DENVER (CBS4) – The 43rd Annual Denver Film Festival went virtual this year due to coronavirus. That means about 100 festival titles are available for streaming right into your home. Festival goers buy tickets at the Festival website and then access the videos, and related content like pre-recorded interviews with people associated with the film. It all comes with a few taps on the remote or clicks of the mouse.
“I have the freedom to watch them whenever I want,” said Rachel Lederman, a professional member of Denver Film, and a regular Festival-goer.
Recently Lederman curled up on the couch with her 13-year-old daughter, Sadie, and dog, Apple to watch an Irish documentary called “The 8th”, about the effort to overturn the 8th Amendment which bans abortion in Ireland.
“I love the documentaries. There are so many different documentaries,” Lederman told CBS4.
While she misses the in-person gatherings to discuss the films and network, Lederman said she’s glad she can still access all the great content. She said the in-home experience gives her the flexibility to stop the movie and get a snack or discuss the content with her daughter.
“I try to expose her to as much as possible,” Lederman said.
“The Festival has been great so far,” said Kevin Smith, Director of Marketing and Partnerships at Denver Film.

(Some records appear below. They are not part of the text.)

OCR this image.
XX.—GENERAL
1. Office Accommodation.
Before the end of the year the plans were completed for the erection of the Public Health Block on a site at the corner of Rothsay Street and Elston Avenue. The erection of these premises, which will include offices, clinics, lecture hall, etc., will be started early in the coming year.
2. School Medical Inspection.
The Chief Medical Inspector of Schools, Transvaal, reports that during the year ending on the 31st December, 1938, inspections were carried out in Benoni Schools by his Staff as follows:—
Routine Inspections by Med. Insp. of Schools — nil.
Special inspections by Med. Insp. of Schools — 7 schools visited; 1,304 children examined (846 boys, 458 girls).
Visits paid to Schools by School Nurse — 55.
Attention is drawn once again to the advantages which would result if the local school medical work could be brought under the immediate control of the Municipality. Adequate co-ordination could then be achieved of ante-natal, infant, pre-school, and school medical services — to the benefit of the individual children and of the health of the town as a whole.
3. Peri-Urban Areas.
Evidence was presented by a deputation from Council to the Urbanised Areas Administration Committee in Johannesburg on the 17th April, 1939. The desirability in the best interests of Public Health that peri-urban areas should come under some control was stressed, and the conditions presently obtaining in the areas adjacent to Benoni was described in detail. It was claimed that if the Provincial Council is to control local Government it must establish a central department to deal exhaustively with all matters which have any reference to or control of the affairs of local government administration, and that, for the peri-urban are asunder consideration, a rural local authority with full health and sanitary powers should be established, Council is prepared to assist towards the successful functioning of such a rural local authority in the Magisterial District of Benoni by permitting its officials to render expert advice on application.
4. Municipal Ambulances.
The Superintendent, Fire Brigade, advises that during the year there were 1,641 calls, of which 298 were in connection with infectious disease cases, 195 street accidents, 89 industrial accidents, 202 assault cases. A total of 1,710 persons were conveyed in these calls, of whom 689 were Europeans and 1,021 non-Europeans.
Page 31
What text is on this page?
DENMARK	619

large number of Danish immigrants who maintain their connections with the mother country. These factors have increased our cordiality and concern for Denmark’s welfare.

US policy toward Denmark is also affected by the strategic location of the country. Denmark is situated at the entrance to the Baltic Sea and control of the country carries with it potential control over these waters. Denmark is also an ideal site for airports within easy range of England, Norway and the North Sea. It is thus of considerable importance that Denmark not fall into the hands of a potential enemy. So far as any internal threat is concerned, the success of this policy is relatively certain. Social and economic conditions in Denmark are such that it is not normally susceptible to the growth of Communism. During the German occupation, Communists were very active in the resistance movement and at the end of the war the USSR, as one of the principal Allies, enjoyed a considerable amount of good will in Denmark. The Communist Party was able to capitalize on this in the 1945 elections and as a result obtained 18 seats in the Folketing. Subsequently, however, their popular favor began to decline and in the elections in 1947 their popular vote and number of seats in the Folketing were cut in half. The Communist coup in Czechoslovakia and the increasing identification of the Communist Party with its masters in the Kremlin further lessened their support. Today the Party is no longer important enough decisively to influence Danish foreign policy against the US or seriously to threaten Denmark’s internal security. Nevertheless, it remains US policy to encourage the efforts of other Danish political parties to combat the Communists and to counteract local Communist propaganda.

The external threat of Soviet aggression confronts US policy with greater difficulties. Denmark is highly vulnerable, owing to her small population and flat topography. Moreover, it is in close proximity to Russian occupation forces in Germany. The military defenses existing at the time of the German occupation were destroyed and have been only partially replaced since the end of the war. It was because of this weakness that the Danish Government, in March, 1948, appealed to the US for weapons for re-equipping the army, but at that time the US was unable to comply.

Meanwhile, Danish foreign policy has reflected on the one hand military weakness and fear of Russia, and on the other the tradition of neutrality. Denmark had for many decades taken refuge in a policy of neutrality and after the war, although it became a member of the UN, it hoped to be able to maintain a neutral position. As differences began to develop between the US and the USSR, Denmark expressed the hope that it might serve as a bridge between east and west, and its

Organizers were not sure what to expect, but so far ticket sales are on a par with previous years. Smith said that the biggest benefit has been accessibility.
“Getting people who might be in Aspen or other areas throughout the state who haven’t been able to participate in it for whatever reason, now have the opportunity to do so,” Smith explained.
Everyone misses the red carpet event, and round table discussions, but the use of technology will likely become a regular part of the Festival.
“We see this virtual component continuing to be, sort of like, a fourth screen for us going forward,” Smith told CBS4.
Smith said that the pandemic has hit Colorado’s film industry hard, but that as restrictions were lifted this summer some production started to ramp up again. He called this an opportunity for many Colorado filmmakers to be creative with the resources they have at hand.
“So I think we might not see that today, but over the next couple of years, I think the films and the filmmaking that will come out of Colorado will hopefully benefit from that kind of creative push,” Smith said.